Critroni Crypto Ransomware Seen Using Tor for Command and Control

Trailrunner7 writes There's a new kid on the crypto ransomware block, known as Critroni, that's been sold in underground forums for the last month or so and is now being dropped by the Angler exploit kit. The ransomware includes a number of unusual features and researchers say it's the first crypto ransomware seen using the Tor network for command and control.

The Critroni ransomware is selling for around $3,000 and researchers say it is now being used by a range of attackers, some of whom are using the Angler exploit kit to drop a spambot on victims' machines. The spambot then downloads a couple of other payloads, including Critroni. Once on a victim's PC, Critroni encrypts a variety of files, including photos and documents, and then displays a dialogue box that informs the user of the infection and demands a payment in Bitcoins in order to decrypt the files.

"It uses C2 hidden in the Tor network. Previously we haven't seen cryptomalware having C2 in Tor. Only banking trojans," said Fedor Sinitsyn, senior malware analyst at Kaspersky Lab, who has been researching this threat. "Executable code for establishing Tor connection is embedded in the malware's body. Previously the malware of this type, this was usually accomplished with a Tor.exe file. Embedding Tor functions in the malware's body is a more difficult task from the programming point of view, but it has some profits, because it helps to avoid detection, and it is more efficient in general."

Antivirus

[saloomy]

not trying to blame the victim, but I wonder if antivirus or anti-malware software will detect these ransomware programs? Just asking. I guess firewalls might be able to detect the Tor server/connections.

All a firewall will see is encrypted traffic from the computer in the LAN (inside) initiate a connection to a random computer (IP address) on the Internet (outside interface). Its not able to see what is being sent/received, which is the entire reason for TORs existence.. protecting you from Man in the Middle attacks, which in this case, the firewall would be.

Re:Time to get rid of Tor

[CRCulver]

It has also been an enabler for millions of people in Iran, Syria and Turkmenistan to frequent social networks like Facebook and Twitter. The considerable soft power that the West gains over the youth in these often hostile or hermetic states is worth the occasional use of the network for financial crimes.

Re:Angler PC malware?

[ttucker]

How is it you manages to not once mention Microsoft Windows in that whole article? How does the Critroni ransomware get onto the victim’s PC in the first place?

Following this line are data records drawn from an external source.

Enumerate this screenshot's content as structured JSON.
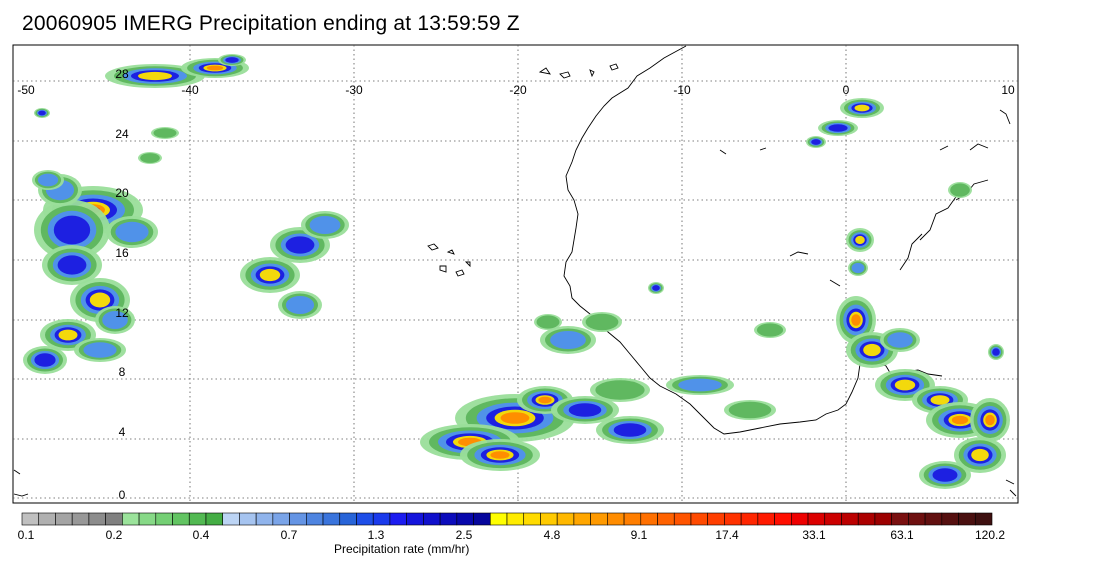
{
  "title": "20060905 IMERG Precipitation ending at 13:59:59 Z",
  "map": {
    "lon_labels": [
      "-50",
      "-40",
      "-30",
      "-20",
      "-10",
      "0",
      "10"
    ],
    "lat_labels": [
      "28",
      "24",
      "20",
      "16",
      "12",
      "8",
      "4",
      "0"
    ],
    "extent": {
      "lon_min": -50,
      "lon_max": 10,
      "lat_min": -0.5,
      "lat_max": 30
    }
  },
  "colorbar": {
    "title": "Precipitation rate (mm/hr)",
    "labels": [
      "0.1",
      "0.2",
      "0.4",
      "0.7",
      "1.3",
      "2.5",
      "4.8",
      "9.1",
      "17.4",
      "33.1",
      "63.1",
      "120.2"
    ],
    "colors": [
      "#c0c0c0",
      "#b0b0b0",
      "#a4a4a4",
      "#989898",
      "#8c8c8c",
      "#808080",
      "#9be39b",
      "#87d987",
      "#74cf74",
      "#62c462",
      "#52b952",
      "#44ad44",
      "#bcd4f4",
      "#a6c4f0",
      "#90b4ec",
      "#7aa4e8",
      "#6494e4",
      "#4e84e0",
      "#3a74dc",
      "#2864d8",
      "#1e4ee8",
      "#1a3aec",
      "#1c1cf0",
      "#1414dc",
      "#1010cc",
      "#0c0cbc",
      "#0808ac",
      "#06069c",
      "#ffff00",
      "#ffec00",
      "#ffdb00",
      "#ffca00",
      "#ffb800",
      "#ffa600",
      "#ff9a00",
      "#ff8c00",
      "#ff7e00",
      "#ff7000",
      "#ff6200",
      "#ff5400",
      "#ff4a00",
      "#ff3e00",
      "#ff3200",
      "#ff2600",
      "#ff1a00",
      "#ff0e00",
      "#ee0000",
      "#dc0000",
      "#cc0000",
      "#bc0000",
      "#ac0000",
      "#9c0000",
      "#7a1010",
      "#6e1010",
      "#621010",
      "#561010",
      "#4a1010",
      "#3e1010"
    ]
  }
}
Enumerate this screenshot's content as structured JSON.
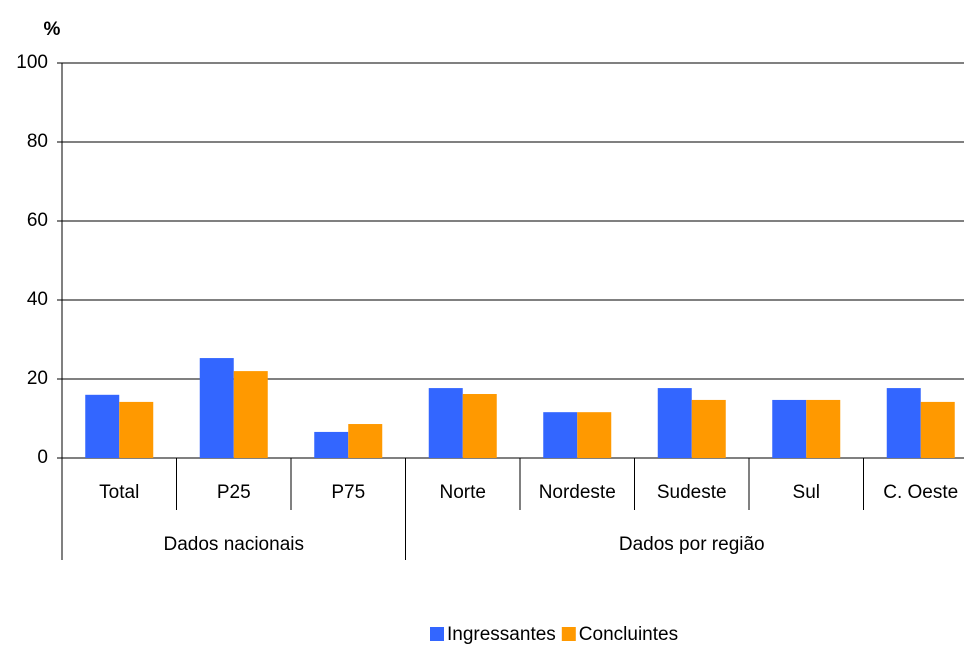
{
  "chart_data": {
    "type": "bar",
    "ylabel": "%",
    "groups": [
      {
        "name": "Dados nacionais",
        "categories": [
          "Total",
          "P25",
          "P75"
        ]
      },
      {
        "name": "Dados por região",
        "categories": [
          "Norte",
          "Nordeste",
          "Sudeste",
          "Sul",
          "C. Oeste"
        ]
      }
    ],
    "series": [
      {
        "name": "Ingressantes",
        "color": "#3366ff",
        "values": [
          16,
          25.3,
          6.6,
          17.7,
          11.6,
          17.7,
          14.7,
          17.7
        ]
      },
      {
        "name": "Concluintes",
        "color": "#ff9900",
        "values": [
          14.2,
          22,
          8.6,
          16.2,
          11.6,
          14.7,
          14.7,
          14.2
        ]
      }
    ],
    "ylim": [
      0,
      100
    ],
    "yticks": [
      0,
      20,
      40,
      60,
      80,
      100
    ],
    "grid": true,
    "legend": "bottom"
  }
}
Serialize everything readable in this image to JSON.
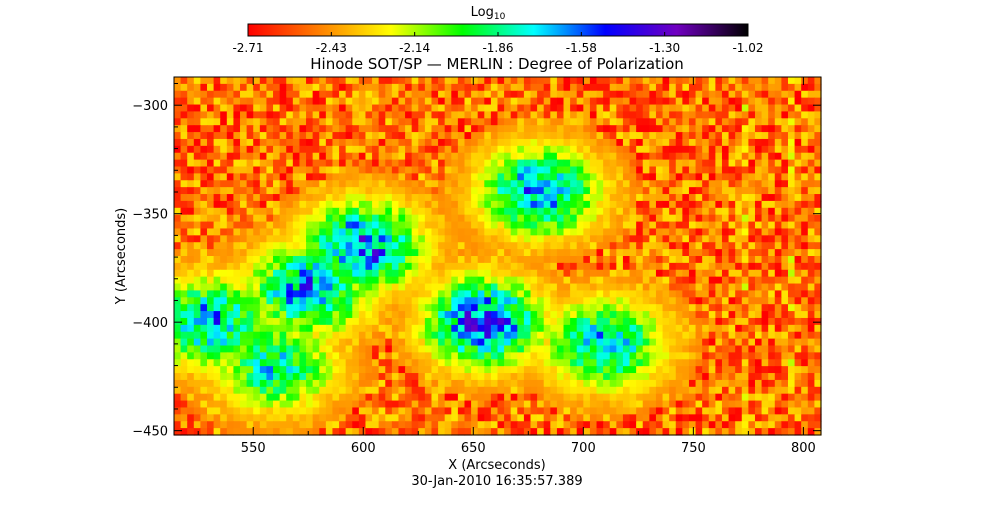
{
  "colorbar": {
    "label_base": "Log",
    "label_sub": "10",
    "ticks": [
      "-2.71",
      "-2.43",
      "-2.14",
      "-1.86",
      "-1.58",
      "-1.30",
      "-1.02"
    ],
    "range": [
      -2.71,
      -1.02
    ],
    "colormap": [
      "#ff0000",
      "#ff8000",
      "#ffff00",
      "#00ff00",
      "#00ffff",
      "#0000ff",
      "#7000c0",
      "#000000"
    ]
  },
  "chart_data": {
    "type": "heatmap",
    "title": "Hinode SOT/SP — MERLIN : Degree of Polarization",
    "xlabel": "X (Arcseconds)",
    "ylabel": "Y (Arcseconds)",
    "xlim": [
      514,
      808
    ],
    "ylim": [
      -452,
      -287
    ],
    "xticks": [
      550,
      600,
      650,
      700,
      750,
      800
    ],
    "yticks": [
      -300,
      -350,
      -400,
      -450
    ],
    "value_unit": "log10 degree of polarization",
    "value_range": [
      -2.71,
      -1.02
    ],
    "background_level": -2.5,
    "high_polarization_regions": [
      {
        "x_center": 600,
        "y_center": -365,
        "peak": -1.35
      },
      {
        "x_center": 655,
        "y_center": -400,
        "peak": -1.3
      },
      {
        "x_center": 680,
        "y_center": -340,
        "peak": -1.45
      },
      {
        "x_center": 575,
        "y_center": -385,
        "peak": -1.45
      },
      {
        "x_center": 530,
        "y_center": -400,
        "peak": -1.5
      },
      {
        "x_center": 710,
        "y_center": -410,
        "peak": -1.55
      },
      {
        "x_center": 560,
        "y_center": -420,
        "peak": -1.65
      }
    ]
  },
  "timestamp": "30-Jan-2010 16:35:57.389"
}
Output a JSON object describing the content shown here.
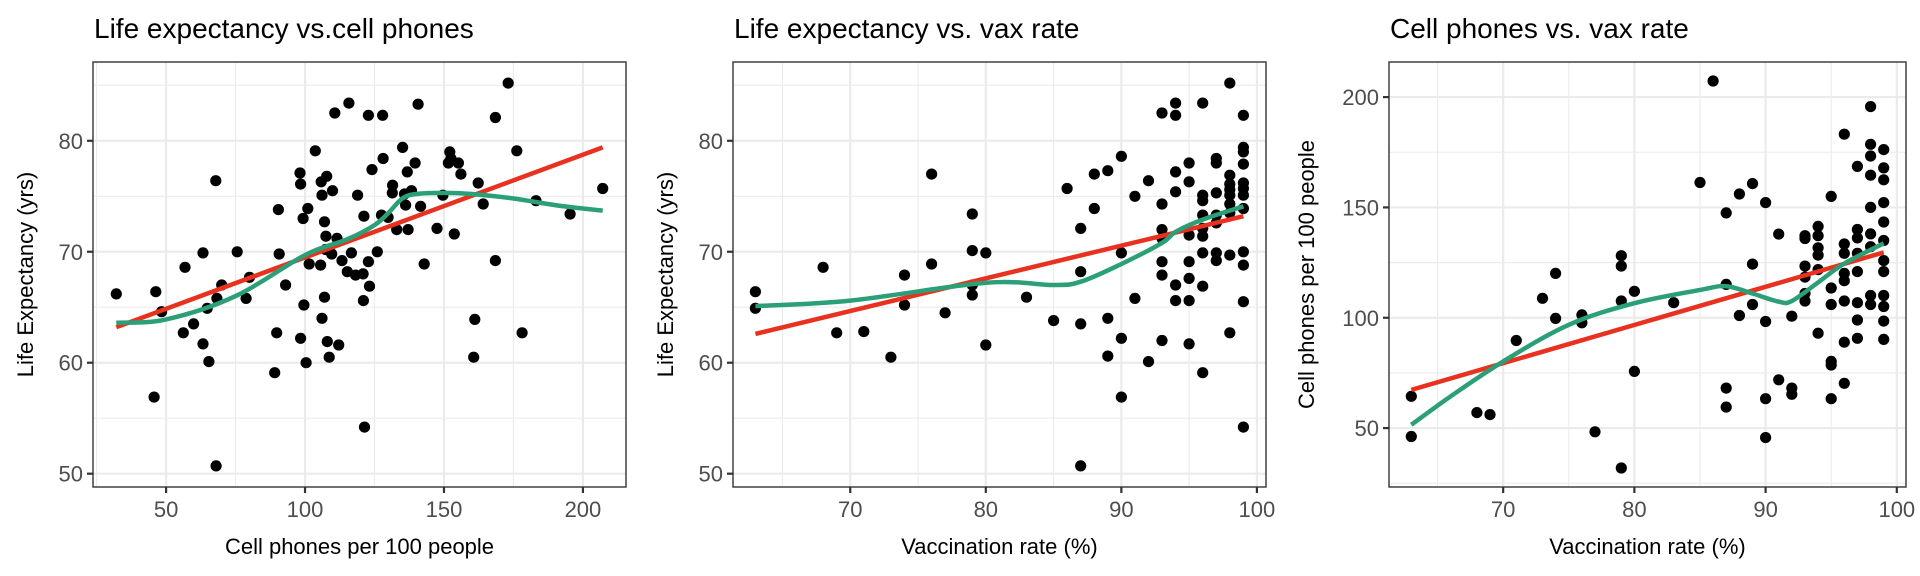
{
  "colors": {
    "linear_fit": "#e8311f",
    "loess_fit": "#2b9f78",
    "points": "#000000"
  },
  "chart_data": [
    {
      "type": "scatter",
      "title": "Life expectancy vs.cell phones",
      "xlabel": "Cell phones per 100 people",
      "ylabel": "Life Expectancy (yrs)",
      "xlim": [
        23.7,
        215.5
      ],
      "ylim": [
        48.8,
        87.1
      ],
      "xticks": [
        50,
        100,
        150,
        200
      ],
      "yticks": [
        50,
        60,
        70,
        80
      ],
      "grid": true,
      "points": [
        [
          32.1,
          66.2
        ],
        [
          46.3,
          66.4
        ],
        [
          48.4,
          64.6
        ],
        [
          45.7,
          56.9
        ],
        [
          56.8,
          68.6
        ],
        [
          56.2,
          62.7
        ],
        [
          59.9,
          63.5
        ],
        [
          63.3,
          69.9
        ],
        [
          63.3,
          61.7
        ],
        [
          65.4,
          60.1
        ],
        [
          64.8,
          64.9
        ],
        [
          67.9,
          76.4
        ],
        [
          68.0,
          50.7
        ],
        [
          70.0,
          67.0
        ],
        [
          68.3,
          65.8
        ],
        [
          75.6,
          70.0
        ],
        [
          78.8,
          65.8
        ],
        [
          80.0,
          67.7
        ],
        [
          90.4,
          73.8
        ],
        [
          90.7,
          69.8
        ],
        [
          93.0,
          67.0
        ],
        [
          89.8,
          62.7
        ],
        [
          89.1,
          59.1
        ],
        [
          98.2,
          77.1
        ],
        [
          98.4,
          76.1
        ],
        [
          99.3,
          73.0
        ],
        [
          101.0,
          73.9
        ],
        [
          99.6,
          65.2
        ],
        [
          98.4,
          62.2
        ],
        [
          100.4,
          60.0
        ],
        [
          103.7,
          79.1
        ],
        [
          101.5,
          68.9
        ],
        [
          105.8,
          76.3
        ],
        [
          107.8,
          76.8
        ],
        [
          106.1,
          75.1
        ],
        [
          107.0,
          72.7
        ],
        [
          107.5,
          71.4
        ],
        [
          109.9,
          75.5
        ],
        [
          105.6,
          68.8
        ],
        [
          107.4,
          70.2
        ],
        [
          109.6,
          69.8
        ],
        [
          107.0,
          65.9
        ],
        [
          106.1,
          64.0
        ],
        [
          108.0,
          61.9
        ],
        [
          108.7,
          60.5
        ],
        [
          112.1,
          61.6
        ],
        [
          110.7,
          82.5
        ],
        [
          111.5,
          71.2
        ],
        [
          113.3,
          69.2
        ],
        [
          115.2,
          68.2
        ],
        [
          115.8,
          83.4
        ],
        [
          116.7,
          69.9
        ],
        [
          118.9,
          75.1
        ],
        [
          118.2,
          67.9
        ],
        [
          120.9,
          68.0
        ],
        [
          121.2,
          73.2
        ],
        [
          121.0,
          65.6
        ],
        [
          121.4,
          54.2
        ],
        [
          122.8,
          82.3
        ],
        [
          122.8,
          69.1
        ],
        [
          123.2,
          66.9
        ],
        [
          124.1,
          77.4
        ],
        [
          126.0,
          70.0
        ],
        [
          127.9,
          82.3
        ],
        [
          128.1,
          78.4
        ],
        [
          127.5,
          73.3
        ],
        [
          129.9,
          73.1
        ],
        [
          131.5,
          76.0
        ],
        [
          131.4,
          75.3
        ],
        [
          133.0,
          72.0
        ],
        [
          135.1,
          79.4
        ],
        [
          135.8,
          75.2
        ],
        [
          136.2,
          74.2
        ],
        [
          137.1,
          72.0
        ],
        [
          136.8,
          77.2
        ],
        [
          138.3,
          75.5
        ],
        [
          139.6,
          78.0
        ],
        [
          140.7,
          83.3
        ],
        [
          141.6,
          74.1
        ],
        [
          142.9,
          68.9
        ],
        [
          147.5,
          72.1
        ],
        [
          149.6,
          75.1
        ],
        [
          152.1,
          79.0
        ],
        [
          151.6,
          78.0
        ],
        [
          152.5,
          78.4
        ],
        [
          155.2,
          78.0
        ],
        [
          156.1,
          77.0
        ],
        [
          153.7,
          71.6
        ],
        [
          162.3,
          76.2
        ],
        [
          164.1,
          74.3
        ],
        [
          161.1,
          63.9
        ],
        [
          160.7,
          60.5
        ],
        [
          168.5,
          82.1
        ],
        [
          168.5,
          69.2
        ],
        [
          173.1,
          85.2
        ],
        [
          176.2,
          79.1
        ],
        [
          178.1,
          62.7
        ],
        [
          183.1,
          74.6
        ],
        [
          195.4,
          73.4
        ],
        [
          207.1,
          75.7
        ]
      ],
      "linear_fit": [
        [
          32.1,
          63.2
        ],
        [
          207.1,
          79.4
        ]
      ],
      "loess_fit": [
        [
          32.1,
          63.6
        ],
        [
          50,
          63.9
        ],
        [
          75,
          66.0
        ],
        [
          100,
          69.7
        ],
        [
          115,
          71.1
        ],
        [
          125,
          72.4
        ],
        [
          130,
          73.5
        ],
        [
          135,
          74.8
        ],
        [
          140,
          75.2
        ],
        [
          150,
          75.3
        ],
        [
          160,
          75.2
        ],
        [
          175,
          74.8
        ],
        [
          190,
          74.2
        ],
        [
          207.1,
          73.7
        ]
      ]
    },
    {
      "type": "scatter",
      "title": "Life expectancy vs. vax rate",
      "xlabel": "Vaccination rate (%)",
      "ylabel": "Life Expectancy (yrs)",
      "xlim": [
        61.35,
        100.67
      ],
      "ylim": [
        48.8,
        87.1
      ],
      "xticks": [
        70,
        80,
        90,
        100
      ],
      "yticks": [
        50,
        60,
        70,
        80
      ],
      "grid": true,
      "points": [
        [
          63,
          66.4
        ],
        [
          63,
          64.9
        ],
        [
          68,
          68.6
        ],
        [
          69,
          62.7
        ],
        [
          71,
          62.8
        ],
        [
          73,
          60.5
        ],
        [
          74,
          67.9
        ],
        [
          74,
          65.2
        ],
        [
          76,
          77.0
        ],
        [
          76,
          68.9
        ],
        [
          77,
          64.5
        ],
        [
          79,
          73.4
        ],
        [
          79,
          70.1
        ],
        [
          79,
          67.0
        ],
        [
          79,
          66.1
        ],
        [
          80,
          69.9
        ],
        [
          80,
          61.6
        ],
        [
          83,
          65.9
        ],
        [
          85,
          63.8
        ],
        [
          86,
          75.7
        ],
        [
          87,
          72.1
        ],
        [
          87,
          68.2
        ],
        [
          87,
          63.5
        ],
        [
          87,
          50.7
        ],
        [
          88,
          77.0
        ],
        [
          88,
          73.9
        ],
        [
          89,
          77.3
        ],
        [
          89,
          64.0
        ],
        [
          89,
          60.6
        ],
        [
          90,
          78.6
        ],
        [
          90,
          69.9
        ],
        [
          90,
          62.2
        ],
        [
          90,
          56.9
        ],
        [
          91,
          75.0
        ],
        [
          91,
          65.8
        ],
        [
          92,
          76.4
        ],
        [
          92,
          60.1
        ],
        [
          93,
          82.5
        ],
        [
          93,
          74.3
        ],
        [
          93,
          72.0
        ],
        [
          93,
          71.2
        ],
        [
          93,
          69.1
        ],
        [
          93,
          67.9
        ],
        [
          93,
          62.0
        ],
        [
          94,
          83.4
        ],
        [
          94,
          82.3
        ],
        [
          94,
          77.2
        ],
        [
          94,
          75.4
        ],
        [
          94,
          67.0
        ],
        [
          94,
          65.6
        ],
        [
          95,
          78.0
        ],
        [
          95,
          76.3
        ],
        [
          95,
          71.5
        ],
        [
          95,
          69.1
        ],
        [
          95,
          67.6
        ],
        [
          95,
          65.6
        ],
        [
          95,
          61.7
        ],
        [
          96,
          83.4
        ],
        [
          96,
          75.1
        ],
        [
          96,
          74.6
        ],
        [
          96,
          73.3
        ],
        [
          96,
          72.1
        ],
        [
          96,
          71.4
        ],
        [
          96,
          69.9
        ],
        [
          96,
          66.9
        ],
        [
          96,
          59.1
        ],
        [
          97,
          78.4
        ],
        [
          97,
          78.0
        ],
        [
          97,
          75.3
        ],
        [
          97,
          73.3
        ],
        [
          97,
          72.6
        ],
        [
          97,
          69.9
        ],
        [
          97,
          69.2
        ],
        [
          98,
          85.2
        ],
        [
          98,
          76.9
        ],
        [
          98,
          76.1
        ],
        [
          98,
          75.6
        ],
        [
          98,
          75.1
        ],
        [
          98,
          74.3
        ],
        [
          98,
          73.5
        ],
        [
          98,
          69.7
        ],
        [
          98,
          62.7
        ],
        [
          99,
          82.3
        ],
        [
          99,
          79.4
        ],
        [
          99,
          79.0
        ],
        [
          99,
          77.9
        ],
        [
          99,
          76.2
        ],
        [
          99,
          75.7
        ],
        [
          99,
          75.1
        ],
        [
          99,
          73.9
        ],
        [
          99,
          70.0
        ],
        [
          99,
          68.8
        ],
        [
          99,
          65.5
        ],
        [
          99,
          54.2
        ]
      ],
      "linear_fit": [
        [
          63,
          62.6
        ],
        [
          99,
          73.2
        ]
      ],
      "loess_fit": [
        [
          63,
          65.1
        ],
        [
          70,
          65.6
        ],
        [
          80,
          67.2
        ],
        [
          85,
          67.0
        ],
        [
          87,
          67.3
        ],
        [
          90,
          68.9
        ],
        [
          93,
          70.8
        ],
        [
          94,
          71.8
        ],
        [
          96,
          72.9
        ],
        [
          99,
          74.1
        ]
      ]
    },
    {
      "type": "scatter",
      "title": "Cell phones vs. vax rate",
      "xlabel": "Vaccination rate (%)",
      "ylabel": "Cell phones per 100 people",
      "xlim": [
        61.3,
        100.7
      ],
      "ylim": [
        23.3,
        215.9
      ],
      "xticks": [
        70,
        80,
        90,
        100
      ],
      "yticks": [
        50,
        100,
        150,
        200
      ],
      "grid": true,
      "points": [
        [
          63,
          64.4
        ],
        [
          63,
          46.2
        ],
        [
          68,
          57.0
        ],
        [
          69,
          56.1
        ],
        [
          71,
          89.7
        ],
        [
          73,
          108.8
        ],
        [
          74,
          120.1
        ],
        [
          74,
          99.7
        ],
        [
          76,
          101.3
        ],
        [
          76,
          97.7
        ],
        [
          77,
          48.3
        ],
        [
          79,
          128.1
        ],
        [
          79,
          123.4
        ],
        [
          79,
          107.6
        ],
        [
          79,
          31.9
        ],
        [
          80,
          112.0
        ],
        [
          80,
          75.7
        ],
        [
          83,
          106.8
        ],
        [
          85,
          161.3
        ],
        [
          86,
          207.3
        ],
        [
          87,
          147.5
        ],
        [
          87,
          115.1
        ],
        [
          87,
          68.1
        ],
        [
          87,
          59.5
        ],
        [
          88,
          101.0
        ],
        [
          88,
          156.1
        ],
        [
          89,
          160.8
        ],
        [
          89,
          124.3
        ],
        [
          89,
          106.0
        ],
        [
          90,
          152.2
        ],
        [
          90,
          98.3
        ],
        [
          90,
          63.3
        ],
        [
          90,
          45.7
        ],
        [
          91,
          137.9
        ],
        [
          91,
          71.9
        ],
        [
          92,
          100.7
        ],
        [
          92,
          68.1
        ],
        [
          92,
          65.3
        ],
        [
          93,
          137.2
        ],
        [
          93,
          135.9
        ],
        [
          93,
          123.4
        ],
        [
          93,
          118.4
        ],
        [
          93,
          111.0
        ],
        [
          93,
          107.6
        ],
        [
          94,
          141.4
        ],
        [
          94,
          137.2
        ],
        [
          94,
          131.7
        ],
        [
          94,
          128.4
        ],
        [
          94,
          121.8
        ],
        [
          94,
          93.0
        ],
        [
          95,
          155.0
        ],
        [
          95,
          113.5
        ],
        [
          95,
          106.0
        ],
        [
          95,
          80.2
        ],
        [
          95,
          78.6
        ],
        [
          95,
          63.3
        ],
        [
          96,
          183.2
        ],
        [
          96,
          133.4
        ],
        [
          96,
          129.2
        ],
        [
          96,
          120.1
        ],
        [
          96,
          116.8
        ],
        [
          96,
          107.6
        ],
        [
          96,
          88.9
        ],
        [
          96,
          70.3
        ],
        [
          97,
          168.6
        ],
        [
          97,
          140.0
        ],
        [
          97,
          136.2
        ],
        [
          97,
          129.2
        ],
        [
          97,
          120.9
        ],
        [
          97,
          106.8
        ],
        [
          97,
          99.0
        ],
        [
          97,
          90.7
        ],
        [
          98,
          195.7
        ],
        [
          98,
          178.6
        ],
        [
          98,
          173.3
        ],
        [
          98,
          164.6
        ],
        [
          98,
          150.0
        ],
        [
          98,
          138.0
        ],
        [
          98,
          132.2
        ],
        [
          98,
          110.1
        ],
        [
          98,
          106.0
        ],
        [
          99,
          176.2
        ],
        [
          99,
          167.9
        ],
        [
          99,
          162.5
        ],
        [
          99,
          152.2
        ],
        [
          99,
          143.4
        ],
        [
          99,
          135.0
        ],
        [
          99,
          125.9
        ],
        [
          99,
          120.9
        ],
        [
          99,
          110.1
        ],
        [
          99,
          105.1
        ],
        [
          99,
          98.5
        ],
        [
          99,
          90.2
        ]
      ],
      "linear_fit": [
        [
          63,
          67.3
        ],
        [
          99,
          129.6
        ]
      ],
      "loess_fit": [
        [
          63,
          51.5
        ],
        [
          66,
          64.4
        ],
        [
          70,
          80.2
        ],
        [
          75,
          96.8
        ],
        [
          80,
          106.6
        ],
        [
          85,
          112.6
        ],
        [
          87,
          114.3
        ],
        [
          89,
          111.0
        ],
        [
          91,
          107.3
        ],
        [
          92,
          107.6
        ],
        [
          94,
          116.0
        ],
        [
          96,
          124.6
        ],
        [
          99,
          133.7
        ]
      ]
    }
  ]
}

Most of this shit is installed by tricking the user with phishing style emails and general social engineering to download attachments. Certainly zero day stuff is a goldmine for malware, but under-informed end users are much more consistently available. The stuff that cryto ransom software holds hostage is heavily concentrated in the user's home directory, so no privilege escalation is required. It is good to be proud of your operating system of choice, but it is smug to think that Linux/OSX/BSD/Solaris will do anything technical to protect from such an attack.

Re:Time to get rid of Tor

[vux984]

It has also been an enabler for millions of people in Iran, Syria and Turkmenistan to frequent social networks like Facebook and Twitter.

And get uncensored news from buzzfeed

Don't get me wrong, Tor is a great enabler for countering censorship, etc... but advocating that these people need access to facebook and twitter? Honestly. Nobody needs that.

Re:Time to get rid of Tor

[DarkOx]

And while we are on the subject:

Its true that some protests and the beginnings of the Arab spring stuff apparently began on Twatter and Facespace; I wonder how much of that was going to happen anyway, especially given that in at least 3 of the four major uprisings the secular movements that seemed so popular online certainly have not proven to be what the people ultimately choose to support:

Egypt - went theocracy and is now back to essentially an autocracy that more or less resembles the one they started out with.

Libya - If you're not an Obama apologist is a failed sate, run by gangs or would be tyrants.

Syria - Ramains to be seen if the rebels will even succeed by if they do will probably be Islamist

Tunisia - Well that one might have kinda worked.

  One is left to wonder if much like Slashdot here in the states, were lots of radical (not to be necessarily read with a negative connotation), ideas get expressed on line, but it seems to amount to a lot of political masturbation because it does not get translated into actions that generate any sort of results at the ballot box. In some respects taking a longer view of the pamphleteers of the late 17th and 18th centuries, and the marchers and organizers of the mid 20th century seem to have had much more influence that the 21st century Internet critics. Oh sure the can manage to get a SOPA or PIPPA shot down once in awhile, but can't get it turned into the sort of third rail the politicians will shy away from touching again for even a year.

So is it possible the Internet is actually harmful to these movements, is it keeping people sitting at home posting on Facespace behind their proxies instead of actually out in the street doing something disruptive? Sure the organizing power of these things is clear but real widely supported political movements always have managed to organize before.